PDF(Pubmed)
Abstract:
Targeted proteasomal and autophagic protein degradation, often employing bifunctional modalities, is a new paradigm for modulation of protein function. In an attempt to explore protein degradation by means of autophagy we combine arylidene-indolinones reported to bind the autophagy-related LC3B-protein and ligands of the PDEδ lipoprotein chaperone, the BRD2/3/4-bromodomain containing proteins and the BTK- and BLK kinases. Unexpectedly, the resulting bifunctional degraders do not induce protein degradation by means of macroautophagy, but instead direct their targets to the ubiquitin-proteasome system.

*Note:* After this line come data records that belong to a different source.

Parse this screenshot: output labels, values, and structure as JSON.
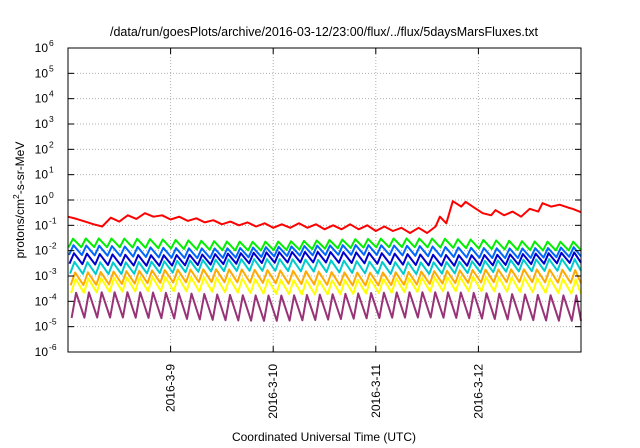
{
  "chart_data": {
    "type": "line",
    "title": "/data/run/goesPlots/archive/2016-03-12/23:00/flux/../flux/5daysMarsFluxes.txt",
    "xlabel": "Coordinated Universal Time (UTC)",
    "ylabel": "protons/cm²-s-sr-MeV",
    "ylabel_parts": {
      "pre": "protons/cm",
      "sup": "2",
      "post": "-s-sr-MeV"
    },
    "yscale": "log",
    "ylim": [
      1e-06,
      1000000.0
    ],
    "xlim": [
      "2016-03-08T00:00",
      "2016-03-13T00:00"
    ],
    "x_ticks": [
      "2016-3-9",
      "2016-3-10",
      "2016-3-11",
      "2016-3-12"
    ],
    "y_ticks": [
      {
        "base": "10",
        "exp": "-6"
      },
      {
        "base": "10",
        "exp": "-5"
      },
      {
        "base": "10",
        "exp": "-4"
      },
      {
        "base": "10",
        "exp": "-3"
      },
      {
        "base": "10",
        "exp": "-2"
      },
      {
        "base": "10",
        "exp": "-1"
      },
      {
        "base": "10",
        "exp": "0"
      },
      {
        "base": "10",
        "exp": "1"
      },
      {
        "base": "10",
        "exp": "2"
      },
      {
        "base": "10",
        "exp": "3"
      },
      {
        "base": "10",
        "exp": "4"
      },
      {
        "base": "10",
        "exp": "5"
      },
      {
        "base": "10",
        "exp": "6"
      }
    ],
    "grid": true,
    "legend": "none",
    "series": [
      {
        "color": "#ff0000",
        "points": [
          [
            "2016-03-08T00:00",
            0.22
          ],
          [
            "2016-03-08T02:00",
            0.18
          ],
          [
            "2016-03-08T04:00",
            0.14
          ],
          [
            "2016-03-08T06:00",
            0.11
          ],
          [
            "2016-03-08T08:00",
            0.09
          ],
          [
            "2016-03-08T10:00",
            0.2
          ],
          [
            "2016-03-08T12:00",
            0.14
          ],
          [
            "2016-03-08T14:00",
            0.25
          ],
          [
            "2016-03-08T16:00",
            0.18
          ],
          [
            "2016-03-08T18:00",
            0.3
          ],
          [
            "2016-03-08T20:00",
            0.22
          ],
          [
            "2016-03-08T22:00",
            0.25
          ],
          [
            "2016-03-09T00:00",
            0.17
          ],
          [
            "2016-03-09T02:00",
            0.22
          ],
          [
            "2016-03-09T04:00",
            0.15
          ],
          [
            "2016-03-09T06:00",
            0.19
          ],
          [
            "2016-03-09T08:00",
            0.13
          ],
          [
            "2016-03-09T10:00",
            0.16
          ],
          [
            "2016-03-09T12:00",
            0.11
          ],
          [
            "2016-03-09T14:00",
            0.14
          ],
          [
            "2016-03-09T16:00",
            0.1
          ],
          [
            "2016-03-09T18:00",
            0.13
          ],
          [
            "2016-03-09T20:00",
            0.09
          ],
          [
            "2016-03-09T22:00",
            0.12
          ],
          [
            "2016-03-10T00:00",
            0.08
          ],
          [
            "2016-03-10T02:00",
            0.11
          ],
          [
            "2016-03-10T04:00",
            0.08
          ],
          [
            "2016-03-10T06:00",
            0.12
          ],
          [
            "2016-03-10T08:00",
            0.08
          ],
          [
            "2016-03-10T10:00",
            0.11
          ],
          [
            "2016-03-10T12:00",
            0.07
          ],
          [
            "2016-03-10T14:00",
            0.1
          ],
          [
            "2016-03-10T16:00",
            0.07
          ],
          [
            "2016-03-10T18:00",
            0.11
          ],
          [
            "2016-03-10T20:00",
            0.07
          ],
          [
            "2016-03-10T22:00",
            0.1
          ],
          [
            "2016-03-11T00:00",
            0.06
          ],
          [
            "2016-03-11T02:00",
            0.09
          ],
          [
            "2016-03-11T04:00",
            0.06
          ],
          [
            "2016-03-11T06:00",
            0.08
          ],
          [
            "2016-03-11T08:00",
            0.05
          ],
          [
            "2016-03-11T10:00",
            0.08
          ],
          [
            "2016-03-11T12:00",
            0.05
          ],
          [
            "2016-03-11T14:00",
            0.09
          ],
          [
            "2016-03-11T15:00",
            0.22
          ],
          [
            "2016-03-11T16:30",
            0.12
          ],
          [
            "2016-03-11T18:00",
            0.9
          ],
          [
            "2016-03-11T20:00",
            0.55
          ],
          [
            "2016-03-11T21:00",
            0.85
          ],
          [
            "2016-03-11T23:00",
            0.5
          ],
          [
            "2016-03-12T01:00",
            0.3
          ],
          [
            "2016-03-12T03:00",
            0.25
          ],
          [
            "2016-03-12T04:00",
            0.4
          ],
          [
            "2016-03-12T06:00",
            0.25
          ],
          [
            "2016-03-12T08:00",
            0.35
          ],
          [
            "2016-03-12T10:00",
            0.22
          ],
          [
            "2016-03-12T12:00",
            0.45
          ],
          [
            "2016-03-12T14:00",
            0.35
          ],
          [
            "2016-03-12T15:00",
            0.75
          ],
          [
            "2016-03-12T17:00",
            0.55
          ],
          [
            "2016-03-12T19:00",
            0.65
          ],
          [
            "2016-03-12T21:00",
            0.5
          ],
          [
            "2016-03-12T22:00",
            0.45
          ],
          [
            "2016-03-13T00:00",
            0.33
          ]
        ]
      },
      {
        "color": "#00ee00",
        "baseline": 0.012,
        "amplitude": 2.2
      },
      {
        "color": "#0066ff",
        "baseline": 0.006,
        "amplitude": 2.4
      },
      {
        "color": "#0000cc",
        "baseline": 0.003,
        "amplitude": 2.6
      },
      {
        "color": "#00cccc",
        "baseline": 0.0014,
        "amplitude": 2.9
      },
      {
        "color": "#ffaa00",
        "baseline": 0.0005,
        "amplitude": 3.2
      },
      {
        "color": "#ffff00",
        "baseline": 0.00022,
        "amplitude": 3.6
      },
      {
        "color": "#993377",
        "baseline": 2e-05,
        "amplitude": 10.0
      }
    ],
    "sawtooth_period_hours": 3
  }
}
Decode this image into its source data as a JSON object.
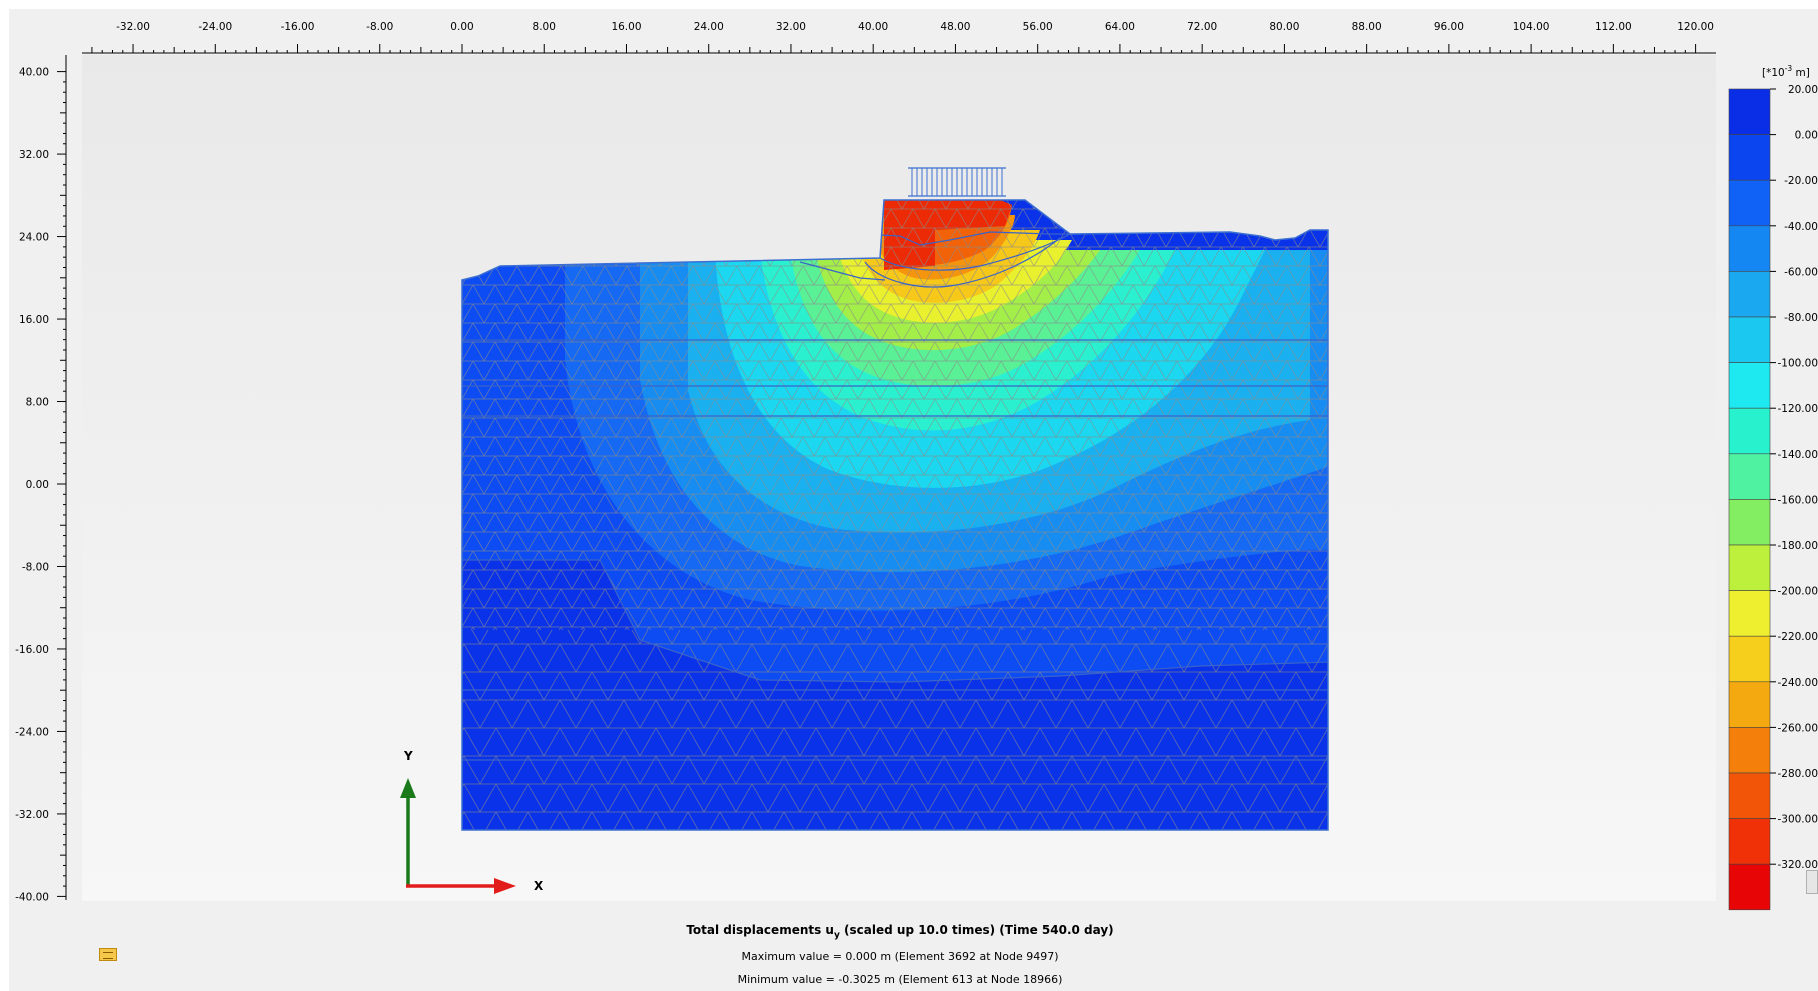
{
  "x_axis": {
    "ticks": [
      "-32.00",
      "-24.00",
      "-16.00",
      "-8.00",
      "0.00",
      "8.00",
      "16.00",
      "24.00",
      "32.00",
      "40.00",
      "48.00",
      "56.00",
      "64.00",
      "72.00",
      "80.00",
      "88.00",
      "96.00",
      "104.00",
      "112.00",
      "120.00"
    ]
  },
  "y_axis": {
    "ticks": [
      "40.00",
      "32.00",
      "24.00",
      "16.00",
      "8.00",
      "0.00",
      "-8.00",
      "-16.00",
      "-24.00",
      "-32.00",
      "-40.00"
    ]
  },
  "axes_gizmo": {
    "y_label": "Y",
    "x_label": "X",
    "y_color": "#1a7a1a",
    "x_color": "#e21b1b"
  },
  "legend": {
    "unit_prefix": "[*10",
    "unit_exp": "-3",
    "unit_suffix": " m]",
    "labels": [
      "20.00",
      "0.00",
      "-20.00",
      "-40.00",
      "-60.00",
      "-80.00",
      "-100.00",
      "-120.00",
      "-140.00",
      "-160.00",
      "-180.00",
      "-200.00",
      "-220.00",
      "-240.00",
      "-260.00",
      "-280.00",
      "-300.00",
      "-320.00"
    ],
    "colors": [
      "#0a2ee6",
      "#0b45f0",
      "#0f62f5",
      "#1587f2",
      "#1aa9f0",
      "#1ac8f0",
      "#1ee8f0",
      "#27f2cd",
      "#4ff2a0",
      "#84ee63",
      "#bdf03c",
      "#eef02f",
      "#f6cf1c",
      "#f5a910",
      "#f4800b",
      "#f25508",
      "#f03006",
      "#e80505"
    ]
  },
  "caption": {
    "title_main": "Total displacements u",
    "title_sub": "y",
    "title_rest": " (scaled up 10.0 times) (Time 540.0 day)",
    "max_text": "Maximum value = 0.000 m (Element 3692 at Node 9497)",
    "min_text": "Minimum value = -0.3025 m (Element 613 at Node 18966)"
  },
  "chart_data": {
    "type": "heatmap",
    "x_ticks": [
      -32,
      -24,
      -16,
      -8,
      0,
      8,
      16,
      24,
      32,
      40,
      48,
      56,
      64,
      72,
      80,
      88,
      96,
      104,
      112,
      120
    ],
    "y_ticks": [
      40,
      32,
      24,
      16,
      8,
      0,
      -8,
      -16,
      -24,
      -32,
      -40
    ],
    "xlim": [
      -37,
      121
    ],
    "ylim": [
      -41,
      41
    ],
    "value_unit": "[*10^-3 m]",
    "color_scale_min": -320,
    "color_scale_max": 20,
    "max_value_m": 0.0,
    "min_value_m": -0.3025
  }
}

Target and mechanism identification reveal that the arylidene-indolinones covalently bind DCAF11, a substrate receptor in the CUL4A/B-RBX1-DDB1-DCAF11 E3 ligase. The tempered α, β-unsaturated indolinone electrophiles define a drug-like DCAF11-ligand class that enables exploration of this E3 ligase in chemical biology and medicinal chemistry programs. The arylidene-indolinone scaffold frequently occurs in natural products which raises the question whether E3 ligand classes can be found more widely among natural products and related compounds.
摘要:
靶向蛋白酶体和自噬蛋白降解,经常采用双功能模式,是调节蛋白质功能的新范例。为了通过自噬探索蛋白质降解,我们结合了据报道与自噬相关的LC3B蛋白和PDEδ脂蛋白伴侣配体的亚芳基吲哚酮,含有BRD2/3/4-溴结构域的蛋白质和BTK-和BLK激酶。出乎意料的是,产生的双功能降解物不会通过巨自噬诱导蛋白质降解,而是将它们的目标指向泛素-蛋白酶体系统。靶标和机制鉴定表明,亚芳基吲哚酮共价结合了CUL4A/B-RBX1-DDB1-DCAF11E3连接酶中的底物受体DCAF11。回火的α,β-不饱和吲哚啉酮亲电试剂定义了类似药物的DCAF11配体类别,可以在化学生物学和药物化学程序中探索这种E3连接酶。亚芳基-吲哚啉酮支架经常发生在天然产物中,这提出了一个问题,即E3配体类别是否可以在天然产物和相关化合物中更广泛地发现。